Loudon Wainwright III Reissues
Critically acclaimed yet criminally underappreciated by American music fans (he’s been better appreciated in Great Britain), singer-songwriter Loudon Wainwright III has had a 30+ year career making the personal universal with wit, clarity and tunefulness. He’s also an actor (recent film appearances include The 40-Year-Old Virgin, Elizabethtown and The Aviator) and, you may have heard, father of the talented Rufus and Martha.
Son of the Life magazine columnist Loudon Wainwright Jr., LWIII was brought up in Westchester County, New York, and dropped out of college en route to becoming a troubadour. After paying dues in the New York City folk scene, he signed with Atlantic Records, which released these first two efforts in 1970 and 1971. Despite positive reviews and “new Dylan” buzz, the albums did not find their audience, and our hero moved on to Columbia Records, where he would release, for better or for worse, his only charting record, the novelty hit “Dead Skunk.” And the rest is, well, History, a 1992 album by that name, along with a slew of fine recordings from before and after.

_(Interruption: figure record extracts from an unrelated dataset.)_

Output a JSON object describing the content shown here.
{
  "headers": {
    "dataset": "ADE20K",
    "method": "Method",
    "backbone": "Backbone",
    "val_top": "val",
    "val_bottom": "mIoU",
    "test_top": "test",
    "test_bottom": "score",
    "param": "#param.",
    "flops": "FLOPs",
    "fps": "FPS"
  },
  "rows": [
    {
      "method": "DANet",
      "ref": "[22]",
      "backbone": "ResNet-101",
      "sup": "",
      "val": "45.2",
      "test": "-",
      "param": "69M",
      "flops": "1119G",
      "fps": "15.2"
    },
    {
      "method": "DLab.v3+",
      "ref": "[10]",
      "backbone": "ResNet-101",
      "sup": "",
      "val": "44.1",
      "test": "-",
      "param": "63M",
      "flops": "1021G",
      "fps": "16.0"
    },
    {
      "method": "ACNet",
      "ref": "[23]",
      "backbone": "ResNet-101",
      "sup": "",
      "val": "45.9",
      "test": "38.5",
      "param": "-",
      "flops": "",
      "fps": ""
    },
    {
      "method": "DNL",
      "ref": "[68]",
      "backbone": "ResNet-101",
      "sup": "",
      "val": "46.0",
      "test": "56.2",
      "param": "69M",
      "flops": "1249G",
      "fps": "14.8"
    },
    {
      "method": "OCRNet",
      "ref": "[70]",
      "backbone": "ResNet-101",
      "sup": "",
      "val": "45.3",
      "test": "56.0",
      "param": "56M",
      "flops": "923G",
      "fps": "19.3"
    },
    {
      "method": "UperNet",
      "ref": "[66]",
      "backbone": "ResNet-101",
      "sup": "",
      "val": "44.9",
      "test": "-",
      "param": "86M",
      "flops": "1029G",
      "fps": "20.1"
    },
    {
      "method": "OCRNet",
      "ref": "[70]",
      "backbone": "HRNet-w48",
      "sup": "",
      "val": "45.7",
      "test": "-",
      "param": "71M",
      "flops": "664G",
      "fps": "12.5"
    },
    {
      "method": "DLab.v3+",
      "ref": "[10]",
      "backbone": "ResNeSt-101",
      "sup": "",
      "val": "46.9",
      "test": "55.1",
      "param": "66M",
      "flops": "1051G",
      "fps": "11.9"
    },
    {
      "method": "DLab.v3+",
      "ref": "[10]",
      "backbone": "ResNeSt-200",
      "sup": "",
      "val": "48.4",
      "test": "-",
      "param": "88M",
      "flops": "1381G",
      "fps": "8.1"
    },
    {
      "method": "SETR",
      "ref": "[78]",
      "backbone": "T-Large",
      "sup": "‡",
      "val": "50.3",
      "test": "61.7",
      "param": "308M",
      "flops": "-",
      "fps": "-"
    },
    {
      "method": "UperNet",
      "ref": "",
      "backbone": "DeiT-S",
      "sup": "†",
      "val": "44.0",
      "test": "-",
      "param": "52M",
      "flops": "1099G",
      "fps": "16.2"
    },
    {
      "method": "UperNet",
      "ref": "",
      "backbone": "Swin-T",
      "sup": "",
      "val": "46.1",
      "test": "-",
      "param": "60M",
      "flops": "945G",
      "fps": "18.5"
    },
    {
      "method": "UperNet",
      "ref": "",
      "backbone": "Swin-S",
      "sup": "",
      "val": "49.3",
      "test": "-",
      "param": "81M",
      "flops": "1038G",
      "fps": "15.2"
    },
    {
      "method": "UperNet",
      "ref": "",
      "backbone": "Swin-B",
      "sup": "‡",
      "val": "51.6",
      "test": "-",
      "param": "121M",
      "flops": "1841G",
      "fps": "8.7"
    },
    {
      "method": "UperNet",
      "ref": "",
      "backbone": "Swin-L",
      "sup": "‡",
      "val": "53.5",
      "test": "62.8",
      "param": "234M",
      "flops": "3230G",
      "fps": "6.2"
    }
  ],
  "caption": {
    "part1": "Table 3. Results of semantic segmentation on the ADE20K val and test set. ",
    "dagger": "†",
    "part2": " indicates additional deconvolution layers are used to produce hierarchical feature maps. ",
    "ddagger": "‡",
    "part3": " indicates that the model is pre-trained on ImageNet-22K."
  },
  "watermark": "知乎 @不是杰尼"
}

But here is where it all began: Loudon Wainwright III and Album II. Both recordings feature Loudon in his element -- accompanied only by his own guitar (with a couple of exceptions on Album II). Loudon Wainwright III demonstrates his flair for poking fun, with targets including the counterculture (“Glad To See You’ve Got Religion”) as well as himself (“School Days”), but also has a more serious side (the character studies “Central Square Song” and “Black Uncle Remus”). Album II focuses on Loudon’s sardonic observational style, from the confessional (“I Know I’m Unhappy”) to relationships (“Cook That Dinner Dora”) to the mundane (“Plane, Too”), with a sweet and straightforward surprise, a cover of the Western trail song “Old Paint” featuring backup vocals by then-wife Kate McGarrigle. (“School Days,” a brightly melodic fan favorite, was later covered on 1998’s The McGarrigle Hour, with lead vocals shifting from the McGarrigle sisters to Rufus to Loudon.)

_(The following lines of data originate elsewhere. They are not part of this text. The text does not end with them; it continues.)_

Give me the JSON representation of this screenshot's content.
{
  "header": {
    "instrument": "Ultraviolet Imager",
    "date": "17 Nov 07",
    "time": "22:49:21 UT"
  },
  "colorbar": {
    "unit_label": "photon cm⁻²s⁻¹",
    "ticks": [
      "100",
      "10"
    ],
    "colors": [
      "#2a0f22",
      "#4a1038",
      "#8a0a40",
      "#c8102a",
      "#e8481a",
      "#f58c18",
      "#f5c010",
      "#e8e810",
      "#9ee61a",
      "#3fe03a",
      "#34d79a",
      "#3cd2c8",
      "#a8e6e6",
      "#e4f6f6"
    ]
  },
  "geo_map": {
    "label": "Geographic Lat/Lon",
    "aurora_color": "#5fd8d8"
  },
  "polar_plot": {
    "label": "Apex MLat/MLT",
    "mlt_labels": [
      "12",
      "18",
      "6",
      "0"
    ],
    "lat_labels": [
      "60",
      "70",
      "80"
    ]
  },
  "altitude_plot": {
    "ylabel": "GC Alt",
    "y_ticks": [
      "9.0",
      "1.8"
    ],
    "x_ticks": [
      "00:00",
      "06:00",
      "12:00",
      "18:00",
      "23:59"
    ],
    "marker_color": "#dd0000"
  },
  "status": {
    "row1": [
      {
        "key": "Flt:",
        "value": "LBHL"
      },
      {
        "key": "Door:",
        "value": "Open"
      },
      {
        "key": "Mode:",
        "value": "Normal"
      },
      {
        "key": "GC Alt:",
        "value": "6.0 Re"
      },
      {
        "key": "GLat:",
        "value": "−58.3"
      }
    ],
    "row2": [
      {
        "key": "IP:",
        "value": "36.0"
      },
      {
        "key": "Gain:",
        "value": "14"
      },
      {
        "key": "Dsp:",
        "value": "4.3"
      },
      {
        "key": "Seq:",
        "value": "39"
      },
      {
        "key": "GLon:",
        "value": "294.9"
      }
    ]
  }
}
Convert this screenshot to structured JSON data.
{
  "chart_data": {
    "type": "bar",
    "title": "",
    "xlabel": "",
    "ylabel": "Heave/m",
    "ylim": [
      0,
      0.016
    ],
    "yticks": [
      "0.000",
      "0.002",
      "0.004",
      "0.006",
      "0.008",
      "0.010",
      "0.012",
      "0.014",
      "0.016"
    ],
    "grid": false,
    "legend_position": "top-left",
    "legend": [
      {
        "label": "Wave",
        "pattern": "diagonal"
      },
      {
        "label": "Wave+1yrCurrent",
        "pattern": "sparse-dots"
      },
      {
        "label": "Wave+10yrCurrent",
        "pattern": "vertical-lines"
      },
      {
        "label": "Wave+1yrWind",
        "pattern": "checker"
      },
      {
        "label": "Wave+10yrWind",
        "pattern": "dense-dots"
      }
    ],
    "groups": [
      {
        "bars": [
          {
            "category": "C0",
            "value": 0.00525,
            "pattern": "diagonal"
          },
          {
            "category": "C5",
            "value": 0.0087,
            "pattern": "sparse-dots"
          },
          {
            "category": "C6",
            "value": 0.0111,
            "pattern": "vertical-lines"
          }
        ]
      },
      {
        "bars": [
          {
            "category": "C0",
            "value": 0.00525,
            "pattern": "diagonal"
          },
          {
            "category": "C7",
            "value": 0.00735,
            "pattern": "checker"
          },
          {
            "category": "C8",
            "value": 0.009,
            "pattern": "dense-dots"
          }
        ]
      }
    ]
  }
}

On careful listen, the “new Dylan” tag proved off the mark. Lines such as “I know that I’m angry/I know I’m afraid/I rarely make love/I mostly get laid” and “There was a bathroom on the plane/Flushing toilet too” are pure Loudon. As Loudon himself once said of what was then considered folk music, “Allan Sherman was more interesting to me in a way than Phil Ochs. It’s just my taste.”